Terror as a political factor

Terror as a political factor

In all surveys, terror is the number-one issue. Of course, terror is Turkey’s number-one problem. And indeed, it affects politics too as the first factor. Leaving aside factors such as unemployment, economy and foreign policy, when the government that conducts major operations against terror, it increases its votes. This increase occurs through votes taken from the Nationalist Movement Party (MHP) and the Peoples’ Democratic Party (HDP).

The conservative Kurdish votes that have been cast for the HDP so that the Kurdish issue would be solved without arms are returning to the AK Party. On June 7, the HDP’s votes were 13 percent… Terror and anti-terror operations started; on Nov. 1, HDP’s votes went down to 10.8 percent; the party barely crossed the threshold. 

According to Gezici’s latest survey, its votes are 7.3 percent. Even if you add or subtract a couple of points for the margin of error, it does not make a difference. 

Those in the HDP who are not “soldiers of the KCK” should read this picture very carefully. Conservatives in the HDP and social democrats such as Celal Doğan should start an action within the party against the KCK tutelage; the HDP should renew itself and become a resolution party without resorting to terror. 

Prime Minister Ahmet Davutoğlu’s performance in the Council of Europe Parliamentary Assembly was very good; as a citizen I congratulate him. 

Those HDP members who are not militants of the KCK should see this reality: Paradoxically, terror organizations such as al-Qaeda and ISIL are introducing the West to the evil of terror. The refugee issue has shown that if the ethnic problems in the Middle East are not solved with democratic methods, then it brings several troubles to Europe.

In this era, terror, besides being a barbarity, is absolutely wrong politically. The Mao, Ho and Pol Pots who were inspirations for the PKK are as past and backward as the medieval times. 

When we think about the MHP, there has always been a significant back-and-forth between the AKP and the MHP.

On June 7, the MHP received 16.3 percent of the votes, causing the AKP to lose single-party rule. The main reasons for this were that in the large nationalist-conservative grassroots, the AKP votes eroded due to concerns that the government made concessions to the terror organization in addition to corruption. 

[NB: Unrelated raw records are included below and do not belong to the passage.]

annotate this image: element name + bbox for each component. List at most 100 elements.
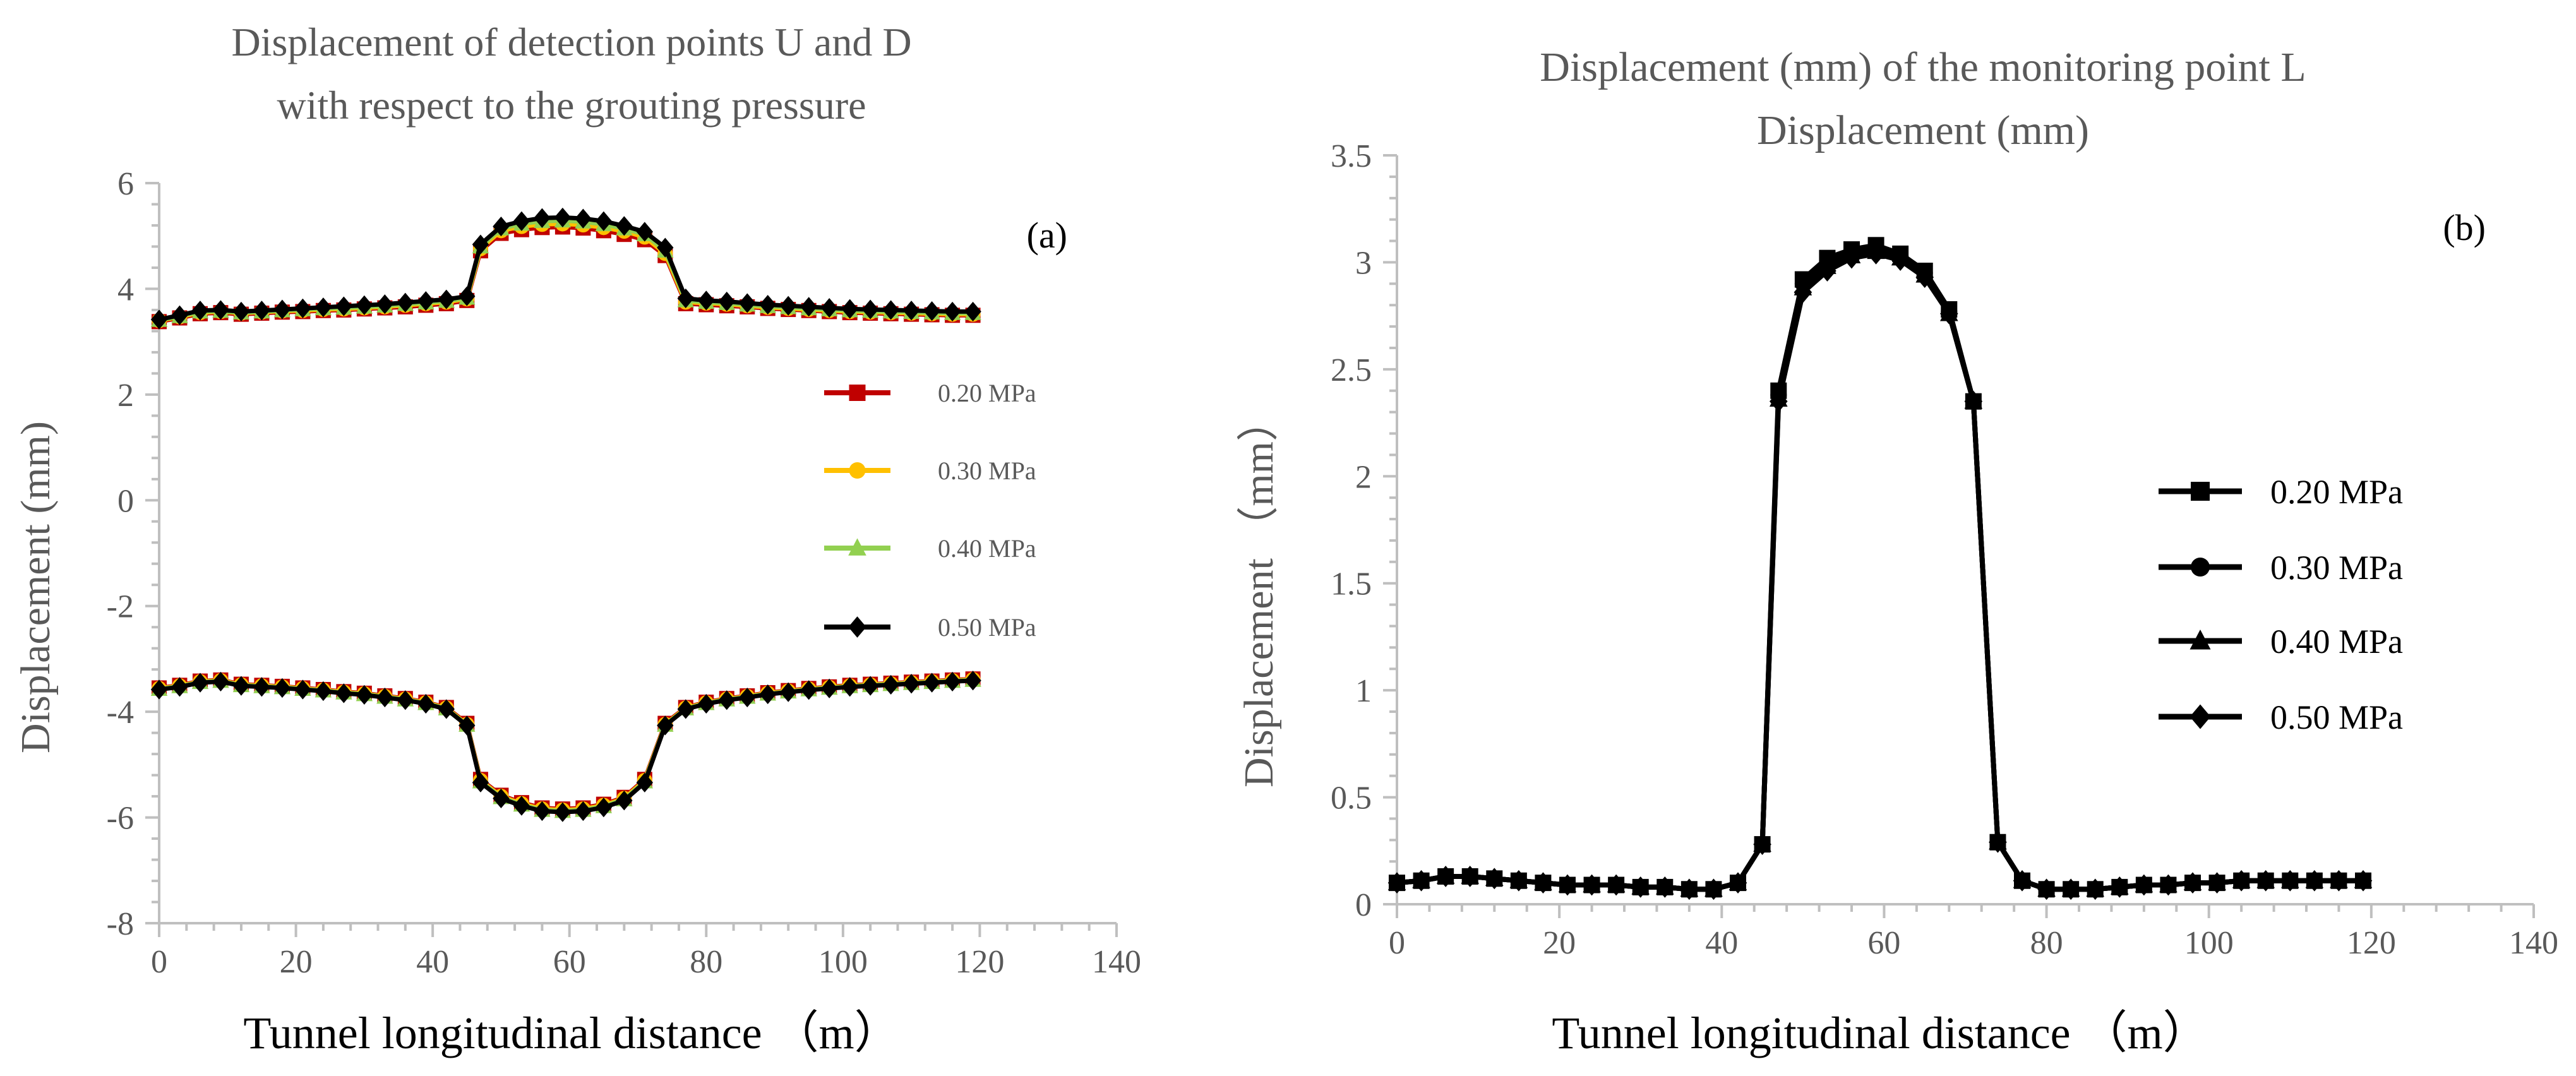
chart-b-data-point xyxy=(1842,247,1861,269)
chart-a-data-point xyxy=(253,677,270,697)
chart-b-legend-item: 0.30 MPa xyxy=(2159,549,2403,587)
chart-b-data-point xyxy=(2061,878,2080,900)
chart-a-data-point xyxy=(964,301,981,322)
chart-a-legend-label: 0.40 MPa xyxy=(938,534,1036,563)
chart-a-data-point xyxy=(212,671,229,692)
chart-a-data-point xyxy=(575,801,592,822)
chart-a-legend-label: 0.50 MPa xyxy=(938,613,1036,642)
chart-a-legend-label: 0.20 MPa xyxy=(938,379,1036,407)
chart-a-data-point xyxy=(800,680,817,700)
chart-a-legend-marker xyxy=(849,385,866,401)
chart-a-data-point xyxy=(677,288,694,309)
chart-b-data-point xyxy=(1387,872,1406,894)
chart-a-data-point xyxy=(458,286,476,306)
chart-b-y-tick-label: 3 xyxy=(1355,245,1372,281)
chart-a-data-point xyxy=(253,301,270,321)
chart-a-panel-label: (a) xyxy=(1027,215,1067,256)
chart-a-data-point xyxy=(150,679,168,700)
chart-a-data-point xyxy=(841,677,858,697)
chart-a-x-tick-label: 120 xyxy=(955,944,1004,980)
chart-a-title-line-1: Displacement of detection points U and D xyxy=(231,20,911,64)
chart-b-legend-item: 0.50 MPa xyxy=(2159,698,2403,736)
chart-b-x-tick-label: 60 xyxy=(1867,925,1900,961)
chart-a-data-point xyxy=(315,297,332,318)
chart-a-data-point xyxy=(739,293,756,313)
chart-b-data-point xyxy=(1631,876,1650,898)
chart-a-data-point xyxy=(861,676,879,696)
chart-a-data-point xyxy=(335,296,352,316)
chart-b-data-point xyxy=(2232,870,2251,892)
chart-b-data-point xyxy=(2110,876,2129,898)
chart-a-data-point xyxy=(657,715,674,736)
chart-b-data-point xyxy=(1989,831,2007,853)
chart-b-data-point xyxy=(1485,868,1504,890)
chart-a-y-tick-label: 2 xyxy=(117,378,134,414)
chart-a-data-point xyxy=(376,294,393,314)
chart-a-data-point xyxy=(534,801,551,822)
chart-a-data-point xyxy=(335,683,352,703)
chart-b-data-point xyxy=(1583,874,1601,896)
chart-a-title-line-2: with respect to the grouting pressure xyxy=(277,83,866,128)
chart-a-data-point xyxy=(191,672,209,693)
chart-b-data-point xyxy=(1818,260,1836,282)
chart-b-x-tick-label: 100 xyxy=(2184,925,2234,961)
chart-a-data-point xyxy=(273,678,291,698)
chart-b-data-point xyxy=(1558,874,1577,896)
chart-b-data-point xyxy=(1728,872,1747,894)
chart-a-data-point xyxy=(698,693,715,714)
chart-a-data-point xyxy=(534,208,551,228)
chart-a-data-point xyxy=(150,309,168,330)
chart-b-x-axis-label: Tunnel longitudinal distance （m） xyxy=(1552,1008,2208,1058)
chart-a-x-tick-label: 140 xyxy=(1092,944,1141,980)
chart-a-data-point xyxy=(841,299,858,319)
chart-b-x-tick-label: 0 xyxy=(1389,925,1405,961)
chart-b-data-point xyxy=(1769,390,1788,412)
chart-a-data-point xyxy=(902,674,920,694)
chart-b-data-point xyxy=(1794,281,1812,303)
chart-a-data-point xyxy=(800,297,817,317)
chart-b-x-tick-label: 120 xyxy=(2347,925,2396,961)
chart-b-y-tick-label: 1 xyxy=(1355,673,1372,709)
chart-b-legend: 0.20 MPa 0.30 MPa 0.40 MPa 0.50 MPa xyxy=(2159,473,2403,736)
chart-b-data-point xyxy=(1412,870,1430,892)
chart-b-y-tick-label: 2.5 xyxy=(1331,352,1372,388)
chart-a-data-point xyxy=(554,207,572,228)
chart-a-legend-item: 0.50 MPa xyxy=(824,613,1036,642)
chart-b-series-layer xyxy=(1387,237,2373,900)
chart-a-data-point xyxy=(493,217,510,237)
chart-a-data-point xyxy=(882,674,899,695)
chart-a-x-tick-label: 60 xyxy=(553,944,586,980)
chart-a-data-point xyxy=(944,301,961,322)
chart-a-series-layer xyxy=(150,207,981,822)
chart-b-y-tick-label: 3.5 xyxy=(1331,138,1372,174)
chart-a-data-point xyxy=(458,715,476,736)
chart-a-data-point xyxy=(595,211,613,231)
chart-a-data-point xyxy=(554,802,572,822)
chart-b-data-point xyxy=(2256,870,2275,892)
chart-a-data-point xyxy=(616,216,633,236)
chart-a-data-point xyxy=(923,672,940,693)
chart-a-y-tick-label: -4 xyxy=(107,695,134,731)
chart-b-data-point xyxy=(2305,870,2324,892)
chart-b-data-point xyxy=(1939,302,1958,325)
chart-a-series-050-upper xyxy=(150,207,981,330)
chart-b-data-point xyxy=(2208,872,2226,894)
chart-a-legend-item: 0.30 MPa xyxy=(824,457,1036,485)
chart-b-data-point xyxy=(2330,870,2348,892)
chart-b-data-point xyxy=(1704,878,1723,900)
chart-a-data-point xyxy=(677,699,694,719)
chart-b-data-point xyxy=(2354,870,2373,892)
chart-a-data-point xyxy=(902,301,920,321)
chart-b-data-point xyxy=(2013,870,2032,892)
chart-b-axes: 0 20 40 60 80 100 120 140 0 0.5 1 1.5 2 2.5 3 3.5 xyxy=(1331,138,2558,961)
chart-b-data-point xyxy=(1891,249,1910,271)
chart-a-data-point xyxy=(315,681,332,702)
chart-a-data-point xyxy=(171,305,188,325)
chart-b-legend-label: 0.40 MPa xyxy=(2270,623,2403,661)
chart-a-data-point xyxy=(191,301,209,321)
chart-b-legend-marker xyxy=(2190,704,2211,729)
chart-a-data-point xyxy=(232,301,250,322)
chart-b-data-point xyxy=(2037,878,2056,900)
chart-b-data-point xyxy=(2183,872,2202,894)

MHP leader Devlet Bahçeli focused his election campaign on “terror and corruption.” Immediately after June 7, the PKK triggered terror and the government started extensive operations on July 25.  

And in the Nov. 1 elections, MHP lost 2 million votes, dropping to 11.9 percent. 

These words of the president are based on this sociopolitical reality: “In the case that two parties come together, a homegrown and national constitution could be written. I believe that between the ruling party and the MHP, there is more than a least common denominator; there are maximum shared values.” (March 21, 2016)

A two-party constitution may create the sentiment of “exclusion” in at least one third of Turkey; I am sure Professor Ahmet Davutoğlu would also agree on that.

Constitutions should definitely be much more inclusive. 

In the Gezici survey, the MHP’s votes have gone down to 8.9 percent. There could be a few points of error margin in every survey, but it is obvious that the MHP is at a critical point. 

The votes of CHP are in a frozen situation; always at 25 percent. Nothing new came out of the last renewal congress either.

Now, the MHP is at a critical juncture. Instead of unpleasant accusations, this party should find a way to address the people with policies that meet the standards of great nationalist intellectuals in the past.  

One of the essential pillars of democracy, checks and balances, is not only necessary for powers but also for the political spectrum.